There are roll-over provisions applicable to spouses who are divorced or separated provided that certain legal formalities are complied with. These are summarised in the table below.

Legal formalities for divorce

Type of marriage Legal formalities required for tax-free roll-over
Marriage or customary union recognised under the laws of the republic Divorce order
Religious marriages Agreement of division of assets which has been made an order of court
Permanent same sex or heterosexual unions
 

Non-resident spouses and anti-avoidance

There is an anti-avoidance measure that prevents a tax-free roll-over to a non-resident spouse except in the case of
  • immovable property situated in South Africa or any interest or right of whatever nature to or in such property including rights to variable or fixed payments as consideration for the working of, or the right to work mineral deposits, sources and other natural resources; or
  • any asset effectively connected with a permanent establishment in South Africa.

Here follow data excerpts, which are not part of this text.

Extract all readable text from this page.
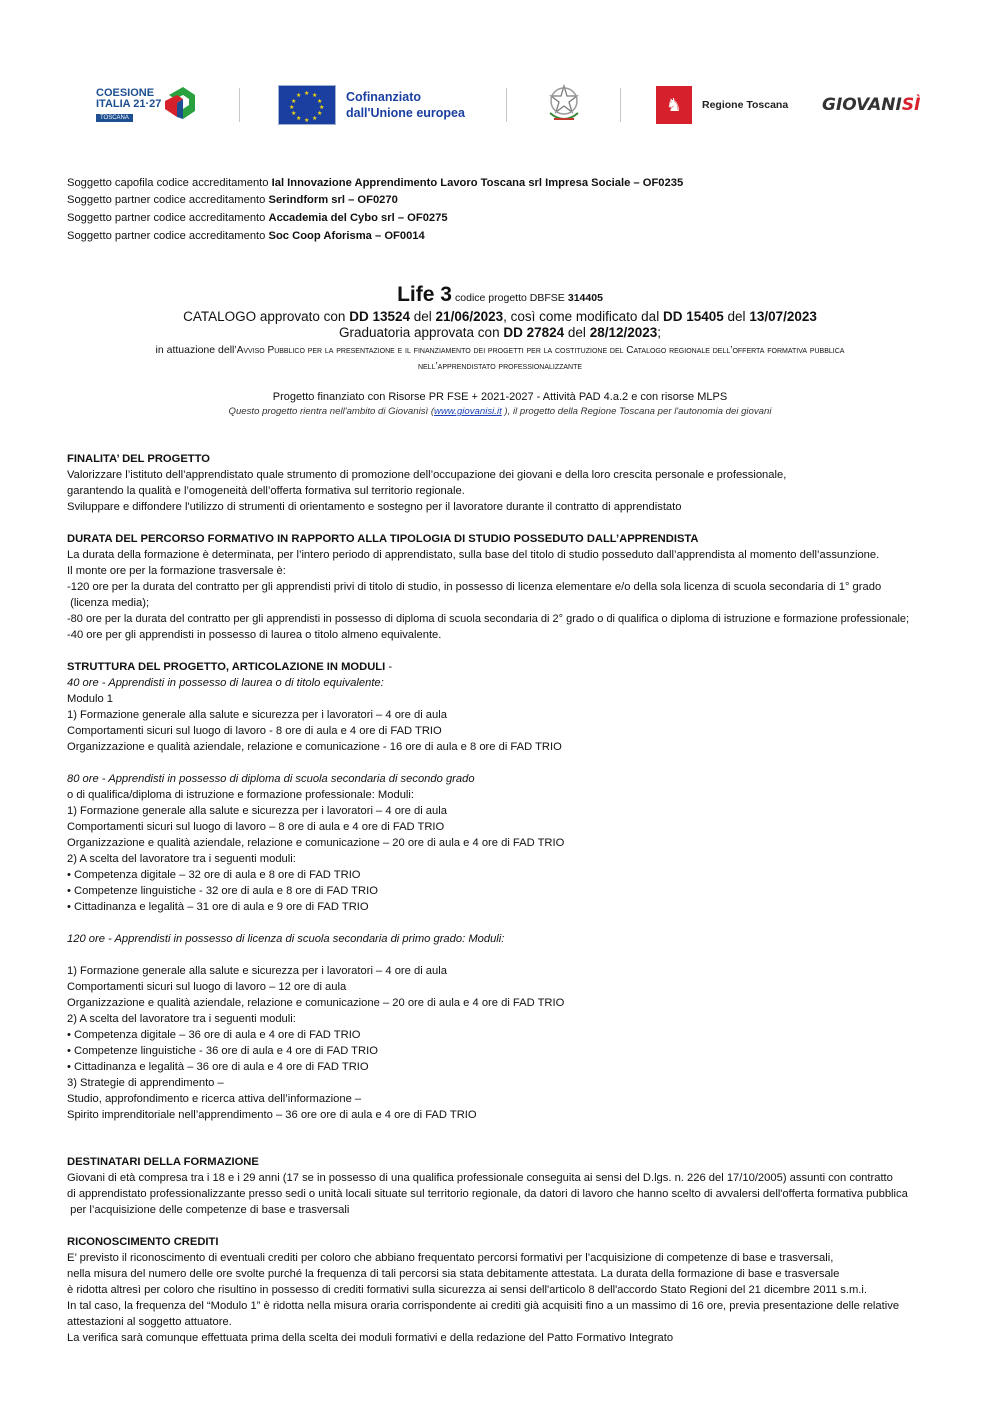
COESIONE
ITALIA 21·27
TOSCANA
★ ★
★
★
★
★
★
★
★
★
★
★	Cofinanziato
dall'Unione europea	♞	Regione Toscana GIOVANI SÌ
Soggetto capofila codice accreditamento Ial Innovazione Apprendimento Lavoro Toscana srl Impresa Sociale – OF0235
Soggetto partner codice accreditamento Serindform srl – OF0270
Soggetto partner codice accreditamento Accademia del Cybo srl – OF0275
Soggetto partner codice accreditamento Soc Coop Aforisma – OF0014
Life 3 codice progetto DBFSE 314405
CATALOGO approvato con DD 13524 del 21/06/2023, così come modificato dal DD 15405 del 13/07/2023
Graduatoria approvata con DD 27824 del 28/12/2023;
in attuazione dell’Avviso Pubblico per la presentazione e il finanziamento dei progetti per la costituzione del Catalogo regionale dell’offerta formativa pubblica
nell’apprendistato professionalizzante
Progetto finanziato con Risorse PR FSE + 2021-2027 - Attività PAD 4.a.2 e con risorse MLPS
Questo progetto rientra nell'ambito di Giovanisì (www.giovanisi.it ), il progetto della Regione Toscana per l'autonomia dei giovani
FINALITA’ DEL PROGETTO
Valorizzare l’istituto dell’apprendistato quale strumento di promozione dell’occupazione dei giovani e della loro crescita personale e professionale,
garantendo la qualità e l’omogeneità dell’offerta formativa sul territorio regionale.
Sviluppare e diffondere l'utilizzo di strumenti di orientamento e sostegno per il lavoratore durante il contratto di apprendistato
DURATA DEL PERCORSO FORMATIVO IN RAPPORTO ALLA TIPOLOGIA DI STUDIO POSSEDUTO DALL’APPRENDISTA
La durata della formazione è determinata, per l’intero periodo di apprendistato, sulla base del titolo di studio posseduto dall’apprendista al momento dell’assunzione.
Il monte ore per la formazione trasversale è:
-120 ore per la durata del contratto per gli apprendisti privi di titolo di studio, in possesso di licenza elementare e/o della sola licenza di scuola secondaria di 1° grado
(licenza media);
-80 ore per la durata del contratto per gli apprendisti in possesso di diploma di scuola secondaria di 2° grado o di qualifica o diploma di istruzione e formazione professionale;
-40 ore per gli apprendisti in possesso di laurea o titolo almeno equivalente.
STRUTTURA DEL PROGETTO, ARTICOLAZIONE IN MODULI -
40 ore - Apprendisti in possesso di laurea o di titolo equivalente:
Modulo 1
1) Formazione generale alla salute e sicurezza per i lavoratori – 4 ore di aula
Comportamenti sicuri sul luogo di lavoro - 8 ore di aula e 4 ore di FAD TRIO
Organizzazione e qualità aziendale, relazione e comunicazione - 16 ore di aula e 8 ore di FAD TRIO
80 ore - Apprendisti in possesso di diploma di scuola secondaria di secondo grado
o di qualifica/diploma di istruzione e formazione professionale: Moduli:
1) Formazione generale alla salute e sicurezza per i lavoratori – 4 ore di aula
Comportamenti sicuri sul luogo di lavoro – 8 ore di aula e 4 ore di FAD TRIO
Organizzazione e qualità aziendale, relazione e comunicazione – 20 ore di aula e 4 ore di FAD TRIO
2) A scelta del lavoratore tra i seguenti moduli:
• Competenza digitale – 32 ore di aula e 8 ore di FAD TRIO
• Competenze linguistiche - 32 ore di aula e 8 ore di FAD TRIO
• Cittadinanza e legalità – 31 ore di aula e 9 ore di FAD TRIO
120 ore - Apprendisti in possesso di licenza di scuola secondaria di primo grado: Moduli:
1) Formazione generale alla salute e sicurezza per i lavoratori – 4 ore di aula
Comportamenti sicuri sul luogo di lavoro – 12 ore di aula
Organizzazione e qualità aziendale, relazione e comunicazione – 20 ore di aula e 4 ore di FAD TRIO
2) A scelta del lavoratore tra i seguenti moduli:
• Competenza digitale – 36 ore di aula e 4 ore di FAD TRIO
• Competenze linguistiche - 36 ore di aula e 4 ore di FAD TRIO
• Cittadinanza e legalità – 36 ore di aula e 4 ore di FAD TRIO
3) Strategie di apprendimento –
Studio, approfondimento e ricerca attiva dell’informazione –
Spirito imprenditoriale nell’apprendimento – 36 ore ore di aula e 4 ore di FAD TRIO
DESTINATARI DELLA FORMAZIONE
Giovani di età compresa tra i 18 e i 29 anni (17 se in possesso di una qualifica professionale conseguita ai sensi del D.lgs. n. 226 del 17/10/2005) assunti con contratto
di apprendistato professionalizzante presso sedi o unità locali situate sul territorio regionale, da datori di lavoro che hanno scelto di avvalersi dell'offerta formativa pubblica
per l’acquisizione delle competenze di base e trasversali
RICONOSCIMENTO CREDITI
E’ previsto il riconoscimento di eventuali crediti per coloro che abbiano frequentato percorsi formativi per l’acquisizione di competenze di base e trasversali,
nella misura del numero delle ore svolte purché la frequenza di tali percorsi sia stata debitamente attestata. La durata della formazione di base e trasversale
è ridotta altresì per coloro che risultino in possesso di crediti formativi sulla sicurezza ai sensi dell'articolo 8 dell'accordo Stato Regioni del 21 dicembre 2011 s.m.i.
In tal caso, la frequenza del “Modulo 1” è ridotta nella misura oraria corrispondente ai crediti già acquisiti fino a un massimo di 16 ore, previa presentazione delle relative
attestazioni al soggetto attuatore.
La verifica sarà comunque effettuata prima della scelta dei moduli formativi e della redazione del Patto Formativo Integrato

Since the latter assets fall within the tax jurisdiction of South Africa even for non-residents, there is no need to preclude them from the roll-over relief conferred.

 

Example – Transfer of assets to non-resident spouse

Facts:
Bruce and Sheila plan to immigrate to Australia. Sheila has no CGT assets and is the first to emigrate so as to set up their new home in Perth. After she has left Bruce transfers the following assets to Sheila:
  Base cost Market Value
  R R
Holiday home at Plettenberg Bay 1 000 000 2 000 000
Listed shares 2 500 000 5 000 000
 
Result:
Bruce will be subject to CGT on the capital gain of R2 500 000 on the transfer of the shares under para 38, while Sheila will be liable for CGT only when she disposes of the Plettenberg Bay property.